As a general rule, wrestlers should not write tell-all books unless they’re about five years removed from the sport (and McMahon’s chequebook). Otherwise, you get weak, not-very-shocking accounts by people who promise to spill the beans and dish the dirt…but not all the beans, and not very much of the dirt. They’ve got to stay in the WWF/WWE’s good books because, hey, McMahon still might call and offer them another payday.
Chyna breaks the rule, with this book being written just one year after winning the WWF Intercontinental Championship, but it’s fairly interesting as these books go. We learn about her early life, beauty pageants, various odd jobs, how she got discovered, her quest to find breast implants that won’t rupture in the ring, and her shitty dad. If you want bitterness and bad-mouthing, there’s a lot of it here. If you listen closely, you can hear the sound of a hundred bridges burning. Wrestlers are usually all too willing to sling mud at each other, just so long as they don’t insult the federation.
There’s lots of photos, and some stories contributed by Triple H and Mick Foley. Mostly the book hits all the expected spots for a sports tell-all book, and it’s (ghost)written well. This is coming from someone who’s not a super huge fan of pro wrestling. I follow it like I follow the UFC – that is, I only follow the freaks and the misfits. It’s a credit to this book that it remains accessible to someone like me, sitting in the cheap seats.

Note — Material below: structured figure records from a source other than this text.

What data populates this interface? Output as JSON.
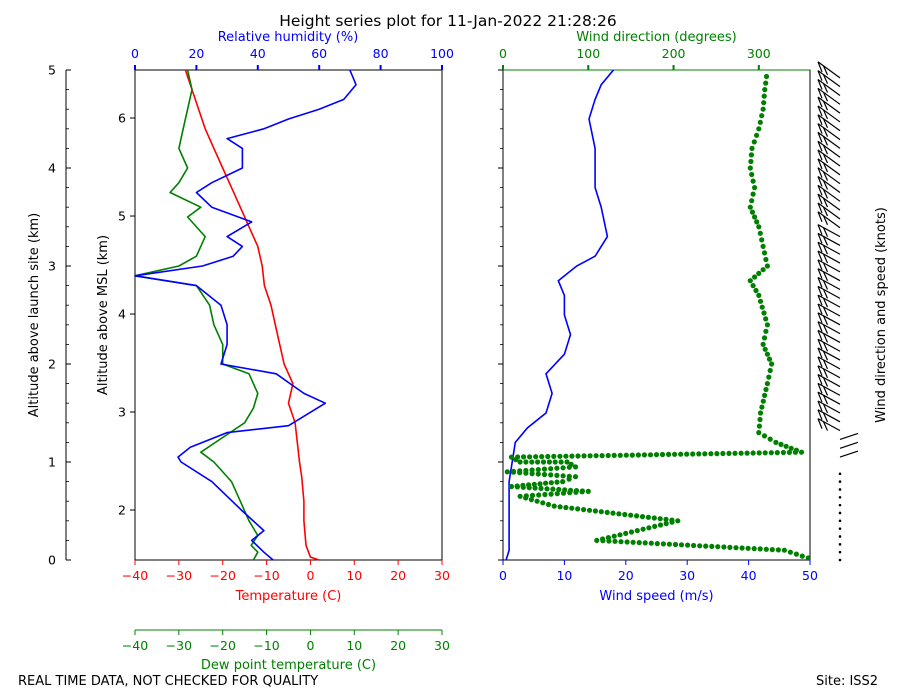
{
  "title": "Height series plot for 11-Jan-2022 21:28:26",
  "footer_left": "REAL TIME DATA, NOT CHECKED FOR QUALITY",
  "footer_right": "Site: ISS2",
  "colors": {
    "temperature": "#ff0000",
    "dewpoint": "#008000",
    "rh": "#0000ff",
    "wind_speed": "#0000ff",
    "wind_dir": "#008000",
    "barbs": "#000000"
  },
  "chart_data": [
    {
      "type": "line",
      "name": "thermo-panel",
      "axes": {
        "agl": {
          "label": "Altitude above launch site (km)",
          "range": [
            0,
            5
          ],
          "ticks": [
            0,
            1,
            2,
            3,
            4,
            5
          ]
        },
        "msl": {
          "label": "Altitude above MSL (km)",
          "range": [
            1.49,
            6.49
          ],
          "ticks": [
            2,
            3,
            4,
            5,
            6
          ]
        },
        "temperature": {
          "label": "Temperature (C)",
          "range": [
            -40,
            30
          ],
          "ticks": [
            -40,
            -30,
            -20,
            -10,
            0,
            10,
            20,
            30
          ]
        },
        "rh": {
          "label": "Relative humidity (%)",
          "range": [
            0,
            100
          ],
          "ticks": [
            0,
            20,
            40,
            60,
            80,
            100
          ]
        },
        "dewpoint": {
          "label": "Dew point temperature (C)",
          "range": [
            -40,
            30
          ],
          "ticks": [
            -40,
            -30,
            -20,
            -10,
            0,
            10,
            20,
            30
          ]
        }
      },
      "series": [
        {
          "name": "Temperature",
          "axis": "temperature",
          "color": "#ff0000",
          "points": [
            [
              2,
              0
            ],
            [
              0,
              0.03
            ],
            [
              -1,
              0.15
            ],
            [
              -1.5,
              0.4
            ],
            [
              -1.5,
              0.6
            ],
            [
              -2,
              0.85
            ],
            [
              -2.5,
              1
            ],
            [
              -3,
              1.2
            ],
            [
              -3.5,
              1.4
            ],
            [
              -5,
              1.6
            ],
            [
              -4,
              1.8
            ],
            [
              -6,
              2
            ],
            [
              -7,
              2.2
            ],
            [
              -8,
              2.4
            ],
            [
              -9,
              2.6
            ],
            [
              -10.5,
              2.8
            ],
            [
              -11,
              3
            ],
            [
              -12,
              3.2
            ],
            [
              -14,
              3.4
            ],
            [
              -16,
              3.6
            ],
            [
              -18,
              3.8
            ],
            [
              -20,
              4
            ],
            [
              -22,
              4.2
            ],
            [
              -24,
              4.4
            ],
            [
              -25.5,
              4.6
            ],
            [
              -27,
              4.8
            ],
            [
              -28.5,
              5
            ]
          ]
        },
        {
          "name": "Dew point",
          "axis": "dewpoint",
          "color": "#008000",
          "points": [
            [
              -13,
              0
            ],
            [
              -12,
              0.08
            ],
            [
              -13.5,
              0.15
            ],
            [
              -12,
              0.25
            ],
            [
              -14,
              0.4
            ],
            [
              -16,
              0.6
            ],
            [
              -18,
              0.8
            ],
            [
              -22,
              1
            ],
            [
              -25,
              1.1
            ],
            [
              -20,
              1.25
            ],
            [
              -15,
              1.4
            ],
            [
              -13,
              1.55
            ],
            [
              -12,
              1.7
            ],
            [
              -14,
              1.9
            ],
            [
              -20,
              2
            ],
            [
              -20,
              2.2
            ],
            [
              -22,
              2.4
            ],
            [
              -23,
              2.6
            ],
            [
              -26,
              2.8
            ],
            [
              -40,
              2.9
            ],
            [
              -30,
              3
            ],
            [
              -26,
              3.1
            ],
            [
              -24,
              3.3
            ],
            [
              -28,
              3.5
            ],
            [
              -25,
              3.6
            ],
            [
              -32,
              3.75
            ],
            [
              -30,
              3.85
            ],
            [
              -28,
              4
            ],
            [
              -30,
              4.2
            ],
            [
              -29,
              4.4
            ],
            [
              -28,
              4.6
            ],
            [
              -27,
              4.8
            ],
            [
              -28,
              5
            ]
          ]
        },
        {
          "name": "Relative humidity",
          "axis": "rh",
          "color": "#0000ff",
          "points": [
            [
              45,
              0
            ],
            [
              42,
              0.08
            ],
            [
              38,
              0.2
            ],
            [
              42,
              0.3
            ],
            [
              35,
              0.5
            ],
            [
              25,
              0.8
            ],
            [
              15,
              1
            ],
            [
              14,
              1.05
            ],
            [
              18,
              1.15
            ],
            [
              30,
              1.3
            ],
            [
              50,
              1.37
            ],
            [
              62,
              1.6
            ],
            [
              55,
              1.7
            ],
            [
              46,
              1.9
            ],
            [
              28,
              2
            ],
            [
              30,
              2.2
            ],
            [
              30,
              2.4
            ],
            [
              28,
              2.6
            ],
            [
              20,
              2.8
            ],
            [
              0,
              2.9
            ],
            [
              22,
              3
            ],
            [
              32,
              3.1
            ],
            [
              35,
              3.2
            ],
            [
              30,
              3.3
            ],
            [
              38,
              3.45
            ],
            [
              25,
              3.6
            ],
            [
              20,
              3.75
            ],
            [
              25,
              3.85
            ],
            [
              35,
              4
            ],
            [
              35,
              4.2
            ],
            [
              30,
              4.3
            ],
            [
              42,
              4.4
            ],
            [
              50,
              4.5
            ],
            [
              60,
              4.6
            ],
            [
              68,
              4.7
            ],
            [
              72,
              4.85
            ],
            [
              70,
              5
            ]
          ]
        }
      ]
    },
    {
      "type": "line",
      "name": "wind-panel",
      "axes": {
        "wind_speed": {
          "label": "Wind speed (m/s)",
          "range": [
            0,
            50
          ],
          "ticks": [
            0,
            10,
            20,
            30,
            40,
            50
          ]
        },
        "wind_dir": {
          "label": "Wind direction (degrees)",
          "range": [
            0,
            360
          ],
          "ticks": [
            0,
            100,
            200,
            300
          ]
        },
        "barb_axis": {
          "label": "Wind direction and speed (knots)"
        }
      },
      "series": [
        {
          "name": "Wind speed",
          "axis": "wind_speed",
          "color": "#0000ff",
          "points": [
            [
              0.5,
              0
            ],
            [
              1,
              0.1
            ],
            [
              1,
              0.3
            ],
            [
              1,
              0.5
            ],
            [
              1,
              0.8
            ],
            [
              1.5,
              1
            ],
            [
              2,
              1.2
            ],
            [
              4,
              1.35
            ],
            [
              7,
              1.5
            ],
            [
              8,
              1.7
            ],
            [
              7,
              1.9
            ],
            [
              10,
              2.1
            ],
            [
              11,
              2.3
            ],
            [
              10,
              2.5
            ],
            [
              10,
              2.7
            ],
            [
              9,
              2.85
            ],
            [
              12,
              3
            ],
            [
              15,
              3.1
            ],
            [
              17,
              3.3
            ],
            [
              16,
              3.6
            ],
            [
              15,
              3.8
            ],
            [
              15,
              4
            ],
            [
              15,
              4.2
            ],
            [
              14,
              4.5
            ],
            [
              15,
              4.7
            ],
            [
              16,
              4.85
            ],
            [
              18,
              5
            ]
          ]
        },
        {
          "name": "Wind direction",
          "axis": "wind_dir",
          "color": "#008000",
          "points": [
            [
              365,
              0
            ],
            [
              330,
              0.1
            ],
            [
              110,
              0.2
            ],
            [
              205,
              0.4
            ],
            [
              60,
              0.55
            ],
            [
              20,
              0.65
            ],
            [
              100,
              0.7
            ],
            [
              10,
              0.75
            ],
            [
              70,
              0.8
            ],
            [
              85,
              0.85
            ],
            [
              5,
              0.9
            ],
            [
              85,
              0.95
            ],
            [
              75,
              1
            ],
            [
              20,
              1
            ],
            [
              10,
              1.05
            ],
            [
              350,
              1.1
            ],
            [
              320,
              1.2
            ],
            [
              300,
              1.3
            ],
            [
              302,
              1.5
            ],
            [
              310,
              1.8
            ],
            [
              315,
              2
            ],
            [
              305,
              2.2
            ],
            [
              310,
              2.4
            ],
            [
              300,
              2.7
            ],
            [
              290,
              2.85
            ],
            [
              310,
              3
            ],
            [
              305,
              3.2
            ],
            [
              300,
              3.4
            ],
            [
              290,
              3.6
            ],
            [
              295,
              3.8
            ],
            [
              290,
              4
            ],
            [
              292,
              4.2
            ],
            [
              300,
              4.4
            ],
            [
              305,
              4.6
            ],
            [
              307,
              4.8
            ],
            [
              310,
              5
            ]
          ]
        }
      ]
    }
  ]
}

It has one big weakness, and it’s the same thing you could say about Dwayne Johnson’s book – it came too soon. Obviously there was a cash cow to milk, but what would this book have looked like if it was published 10 years later? It would cover the termination of her contract, her sex tape, her substance abuse problems, her adult entertainment career – a story or two there, no? But that’s getting a bit too sordid, and the book would end on a depressing note. It is difficult to sell a story about female empowerment when your latest industry accomplishment is a movie called Backdoor to Chyna.

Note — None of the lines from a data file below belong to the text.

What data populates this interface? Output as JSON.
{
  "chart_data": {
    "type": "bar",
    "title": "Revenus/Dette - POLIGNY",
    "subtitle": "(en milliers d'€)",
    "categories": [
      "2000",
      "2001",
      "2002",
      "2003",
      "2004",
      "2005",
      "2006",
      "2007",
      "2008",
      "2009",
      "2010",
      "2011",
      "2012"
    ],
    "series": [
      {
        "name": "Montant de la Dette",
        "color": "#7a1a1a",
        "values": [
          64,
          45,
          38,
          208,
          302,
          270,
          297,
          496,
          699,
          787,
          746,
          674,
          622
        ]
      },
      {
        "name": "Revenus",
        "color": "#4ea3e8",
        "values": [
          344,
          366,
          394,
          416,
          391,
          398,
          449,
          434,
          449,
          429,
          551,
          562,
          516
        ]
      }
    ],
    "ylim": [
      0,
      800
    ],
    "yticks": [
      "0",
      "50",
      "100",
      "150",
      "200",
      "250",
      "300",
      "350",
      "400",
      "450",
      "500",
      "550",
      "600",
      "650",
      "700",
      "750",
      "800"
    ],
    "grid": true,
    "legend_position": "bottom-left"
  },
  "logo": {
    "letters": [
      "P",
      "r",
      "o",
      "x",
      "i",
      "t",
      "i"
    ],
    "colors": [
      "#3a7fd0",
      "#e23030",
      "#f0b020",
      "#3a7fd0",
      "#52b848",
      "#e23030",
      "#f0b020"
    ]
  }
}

But if you want to get picky, Chyna’s porn career officially started with Chyna Fitness in 2000, which has Chyna doing circuit training while the camera zooms in on her cleavage. Towards the end I became convinced that it was a porn video masquerading as a workout tape, and my view hasn’t changed since then. Seriously, if you have a market of muscle fetishists to exploit and you don’t want to look too obviously sleazy, what do you do? It’s like Japan’s “Soaplands”, where women oil you up and molest you, and the business skirts legal arbitration by claiming it’s a massage parlour.